California-based Accelerated Marketing Group is handling the auction, set for Oct. 28. The hotel has 217,000 square feet and sits on 10.5 acres.
Calipso bought the hotel for $3.6 million in June 2004, according to Fayette County property valuation records.
"They've indicated that they're getting a tremendous response," Young said. "I look at the hotel as a wonderful opportunity for somebody that's in the hotel business."
However, Accelerated Marketing's listing says the property is a "prime redevelopment/ reposition opportunity."
The local landmark, which opened in 1965, was owned and operated for 30 years by Continental Inn Partners.
That company filed for bankruptcy in 1995, and the hotel was sold at auction the following year to The Oaks Inc., which had held a second mortgage on the property when it was owned by Continental Inn Partners.
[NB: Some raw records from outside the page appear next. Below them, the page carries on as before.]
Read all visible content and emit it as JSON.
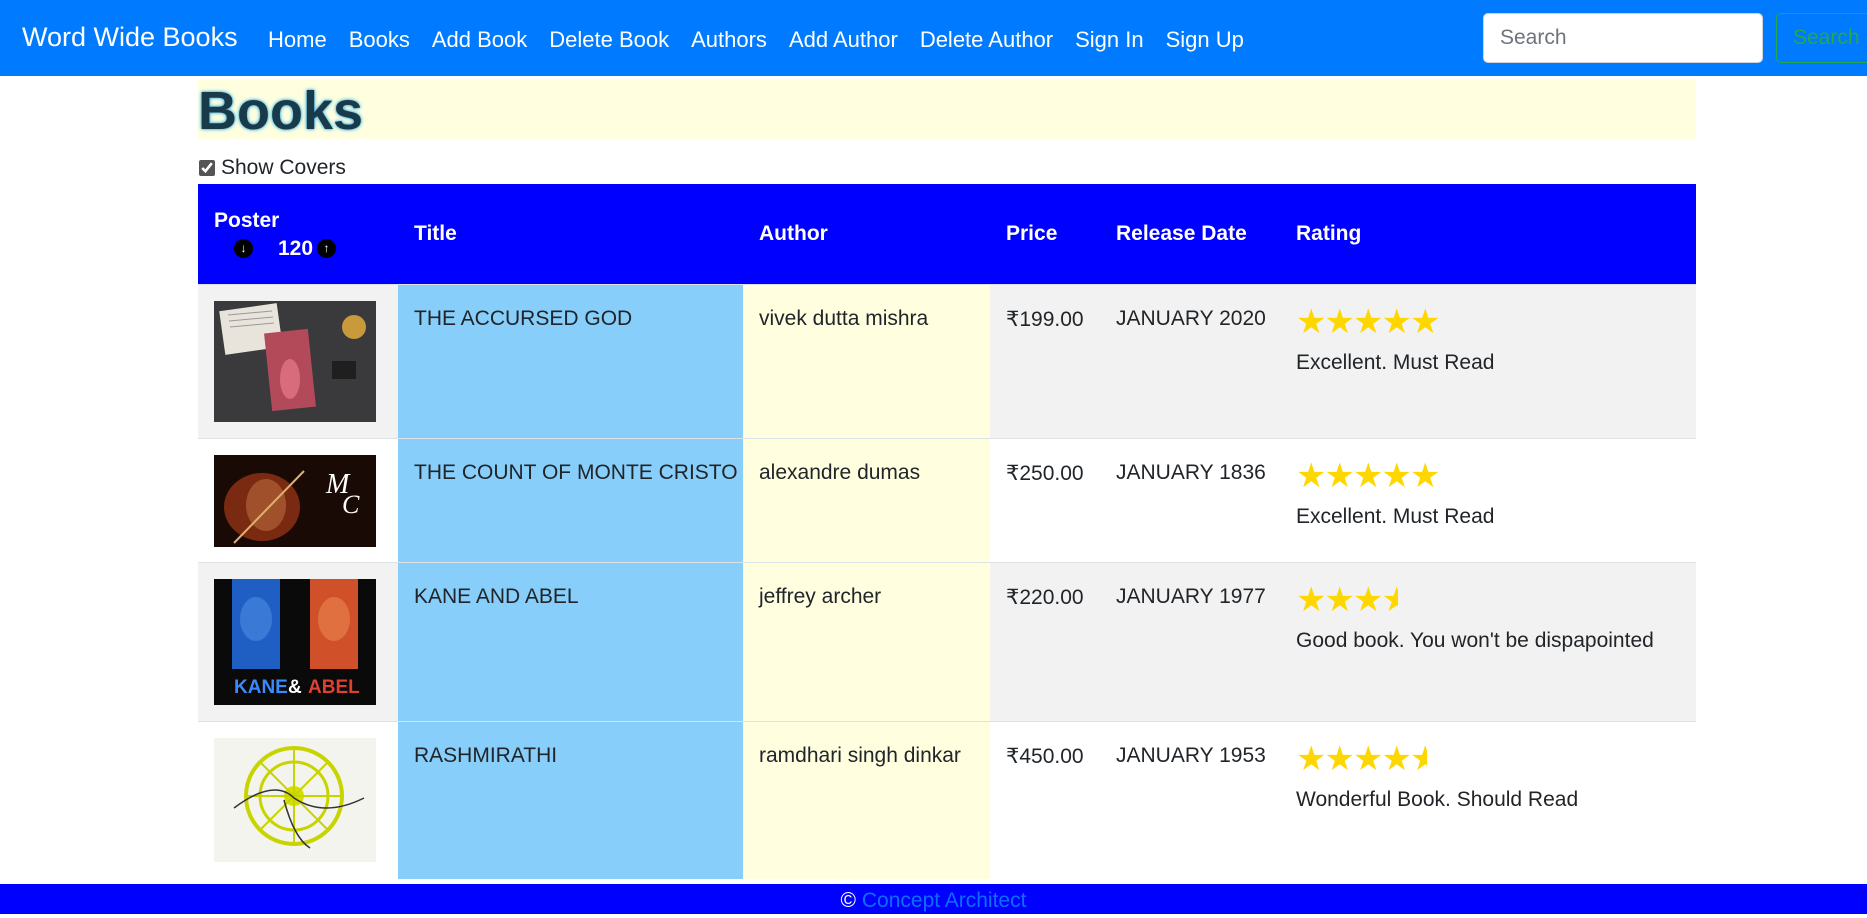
{
  "navbar": {
    "brand": "Word Wide Books",
    "links": [
      "Home",
      "Books",
      "Add Book",
      "Delete Book",
      "Authors",
      "Add Author",
      "Delete Author",
      "Sign In",
      "Sign Up"
    ],
    "search_placeholder": "Search",
    "search_button": "Search"
  },
  "page": {
    "title": "Books",
    "show_covers_label": "Show Covers",
    "show_covers_checked": true
  },
  "table": {
    "headers": {
      "poster": "Poster",
      "poster_size": "120",
      "title": "Title",
      "author": "Author",
      "price": "Price",
      "release_date": "Release Date",
      "rating": "Rating"
    },
    "rows": [
      {
        "title": "THE ACCURSED GOD",
        "author": "vivek dutta mishra",
        "price": "₹199.00",
        "release_date": "JANUARY 2020",
        "rating": 5,
        "rating_text": "Excellent. Must Read"
      },
      {
        "title": "THE COUNT OF MONTE CRISTO",
        "author": "alexandre dumas",
        "price": "₹250.00",
        "release_date": "JANUARY 1836",
        "rating": 5,
        "rating_text": "Excellent. Must Read"
      },
      {
        "title": "KANE AND ABEL",
        "author": "jeffrey archer",
        "price": "₹220.00",
        "release_date": "JANUARY 1977",
        "rating": 3.5,
        "rating_text": "Good book. You won't be dispapointed"
      },
      {
        "title": "RASHMIRATHI",
        "author": "ramdhari singh dinkar",
        "price": "₹450.00",
        "release_date": "JANUARY 1953",
        "rating": 4.5,
        "rating_text": "Wonderful Book. Should Read"
      }
    ]
  },
  "footer": {
    "copyright_symbol": "©",
    "link": "Concept Architect"
  },
  "colors": {
    "navbar": "#007bff",
    "table_header": "#0000ff",
    "title_col": "#87cefa",
    "author_col": "#ffffe0",
    "stars": "#ffd700"
  }
}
Calipso bought the inn from The Oaks (a company not affiliated with the local condominium development).
The teal-trimmed hotel is a popular and unpretentious location that's been visited by the likes of Ronald Reagan, Lee Majors and Jerry Reed, frequented by out-of-towners with hobbies such as square-dancing and dart-throwing, and lived in by the down-on-their-luck with nowhere else to go.
Elvis festivals, tattoo expos, Star Trek conventions and psychic gatherings have been held there.
Among the more interesting incidents associated with the hotel's history:
--A Cumberland College professor was kidnapped at gunpoint from the hotel parking lot in 1984 and later found safe in the trunk of a car in Dayton. A man who allegedly kidnapped Wallace Wilkinson (before he became governor) was found dead at the Continental Inn later that year.
--In 1992, a Georgetown man was charged with murder in connection with a shooting in which a man was found dead in room 154.
--A first-grade teacher from Lexington was charged with prostitution after being arrested at the hotel in 2000.
In addition to the two bars remaining open through the end of this month, an "ultimate" fight scheduled for tonight and a tattoo expo next week are among the last events scheduled at the hotel.
It will be open to prospective buyers from 10 a.m. to noon Thursday and Oct. 12 and from 4 to 6 p.m. Oct. 27.
News researcher Linda Niemi contributed to this report.